With any other dog, our family would have accepted that, but this is Bushington, so we start driving to the United States Post Office.
We arrive and the line, with social distancing, is five blocks. Budget cuts. The secretary gave us Bushington’s Tracking Number, though. So, we wait, talk, hug, but keep track of this number. A snail traveling across a fish tank would go faster than this line. Then, Bob tells us he needs the restroom. Great. So, since he only has to pee, we decide he should go behind a few trees.
We get to the front of the line. There’s an elderly white man who’s balding behind the counter. The old man asks how he can help us.
Daddy tells him the United States Postal Service has lost Bushington’s ashes, gives the old man the tracking number, and Daddy asks him to find Bushington. The old man laughs:
“I’m the only one working here. The other employees were laid off and you think I can find . . .? Wow!” the old man says.
Our family looks at each other. We spent three hours waiting for this.
“So, there’s no way to track this package or find it?” Daddy asks.

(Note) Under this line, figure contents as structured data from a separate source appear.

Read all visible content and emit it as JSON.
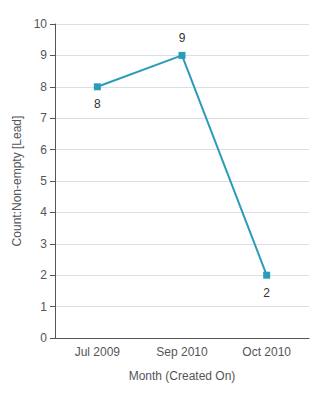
{
  "chart_data": {
    "type": "line",
    "xlabel": "Month (Created On)",
    "ylabel": "Count:Non-empty [Lead]",
    "categories": [
      "Jul 2009",
      "Sep 2010",
      "Oct 2010"
    ],
    "values": [
      8,
      9,
      2
    ],
    "color": "#2b9cb8",
    "marker": "square",
    "ylim": [
      0,
      10
    ],
    "yticks": [
      0,
      1,
      2,
      3,
      4,
      5,
      6,
      7,
      8,
      9,
      10
    ],
    "grid": true,
    "data_labels": true
  }
}
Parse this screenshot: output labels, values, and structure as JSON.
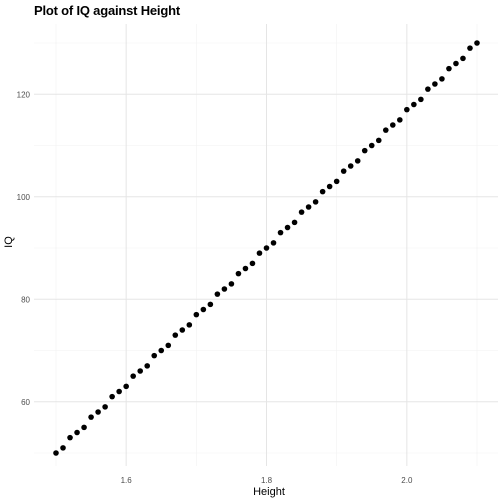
{
  "chart_data": {
    "type": "scatter",
    "title": "Plot of IQ against Height",
    "xlabel": "Height",
    "ylabel": "IQ",
    "xlim": [
      1.5,
      2.1
    ],
    "ylim": [
      50,
      130
    ],
    "x_ticks": [
      1.6,
      1.8,
      2.0
    ],
    "x_tick_labels": [
      "1.6",
      "1.8",
      "2.0"
    ],
    "y_ticks": [
      60,
      80,
      100,
      120
    ],
    "y_tick_labels": [
      "60",
      "80",
      "100",
      "120"
    ],
    "grid": true,
    "point_color": "#000000",
    "series": [
      {
        "x": [
          1.5,
          1.51,
          1.52,
          1.53,
          1.54,
          1.55,
          1.56,
          1.57,
          1.58,
          1.59,
          1.6,
          1.61,
          1.62,
          1.63,
          1.64,
          1.65,
          1.66,
          1.67,
          1.68,
          1.69,
          1.7,
          1.71,
          1.72,
          1.73,
          1.74,
          1.75,
          1.76,
          1.77,
          1.78,
          1.79,
          1.8,
          1.81,
          1.82,
          1.83,
          1.84,
          1.85,
          1.86,
          1.87,
          1.88,
          1.89,
          1.9,
          1.91,
          1.92,
          1.93,
          1.94,
          1.95,
          1.96,
          1.97,
          1.98,
          1.99,
          2.0,
          2.01,
          2.02,
          2.03,
          2.04,
          2.05,
          2.06,
          2.07,
          2.08,
          2.09,
          2.1
        ],
        "y": [
          50,
          51,
          53,
          54,
          55,
          57,
          58,
          59,
          61,
          62,
          63,
          65,
          66,
          67,
          69,
          70,
          71,
          73,
          74,
          75,
          77,
          78,
          79,
          81,
          82,
          83,
          85,
          86,
          87,
          89,
          90,
          91,
          93,
          94,
          95,
          97,
          98,
          99,
          101,
          102,
          103,
          105,
          106,
          107,
          109,
          110,
          111,
          113,
          114,
          115,
          117,
          118,
          119,
          121,
          122,
          123,
          125,
          126,
          127,
          129,
          130
        ]
      }
    ]
  }
}
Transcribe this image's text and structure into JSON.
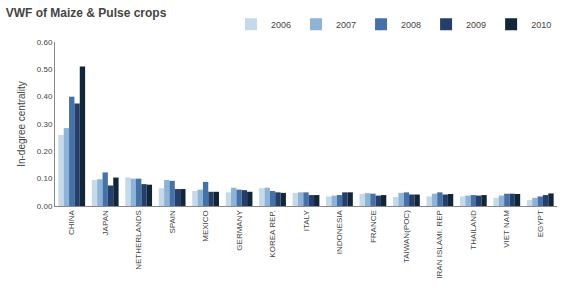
{
  "chart_data": {
    "type": "bar",
    "title": "VWF of Maize & Pulse crops",
    "ylabel": "In-degree centrality",
    "categories": [
      "CHINA",
      "JAPAN",
      "NETHERLANDS",
      "SPAIN",
      "MEXICO",
      "GERMANY",
      "KOREA REP.",
      "ITALY",
      "INDONESIA",
      "FRANCE",
      "TAIWAN(POC)",
      "IRAN ISLAMI. REP",
      "THAILAND",
      "VIET NAM",
      "EGYPT"
    ],
    "series": [
      {
        "name": "2006",
        "color": "#c5d9e8",
        "values": [
          0.26,
          0.095,
          0.105,
          0.065,
          0.055,
          0.05,
          0.065,
          0.048,
          0.035,
          0.045,
          0.033,
          0.035,
          0.035,
          0.03,
          0.022
        ]
      },
      {
        "name": "2007",
        "color": "#8db4d6",
        "values": [
          0.285,
          0.098,
          0.1,
          0.095,
          0.06,
          0.067,
          0.067,
          0.05,
          0.038,
          0.047,
          0.048,
          0.045,
          0.038,
          0.038,
          0.03
        ]
      },
      {
        "name": "2008",
        "color": "#4472a8",
        "values": [
          0.4,
          0.123,
          0.1,
          0.092,
          0.088,
          0.06,
          0.055,
          0.05,
          0.04,
          0.045,
          0.05,
          0.05,
          0.04,
          0.045,
          0.035
        ]
      },
      {
        "name": "2009",
        "color": "#243f6b",
        "values": [
          0.375,
          0.075,
          0.08,
          0.062,
          0.052,
          0.058,
          0.05,
          0.04,
          0.05,
          0.038,
          0.042,
          0.042,
          0.038,
          0.045,
          0.04
        ]
      },
      {
        "name": "2010",
        "color": "#12263a",
        "values": [
          0.51,
          0.104,
          0.078,
          0.062,
          0.052,
          0.052,
          0.048,
          0.04,
          0.05,
          0.04,
          0.042,
          0.044,
          0.04,
          0.044,
          0.046
        ]
      }
    ],
    "ylim": [
      0.0,
      0.6
    ],
    "yticks": [
      {
        "value": 0.0,
        "label": "0.00"
      },
      {
        "value": 0.1,
        "label": "0.10"
      },
      {
        "value": 0.2,
        "label": "0.20"
      },
      {
        "value": 0.3,
        "label": "0.30"
      },
      {
        "value": 0.4,
        "label": "0.40"
      },
      {
        "value": 0.5,
        "label": "0.50"
      },
      {
        "value": 0.6,
        "label": "0.60"
      }
    ],
    "grid": false,
    "legend": "upper right"
  }
}
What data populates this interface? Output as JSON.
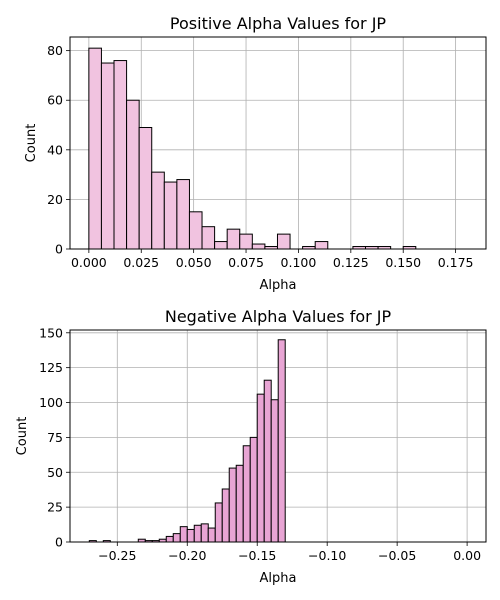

The old man sighs and says, “Well, there was before the budget cuts from the government. I mean if you want, I can put in a search request, but with how things are going, that’ll take at least six months.”
Mommy and Daddy fill out the forms, which takes half-an-hour, and we leave. We’ll just have to wait. But Bob still remembers what he saw from the corner of his eye and it wasn’t a squirrel.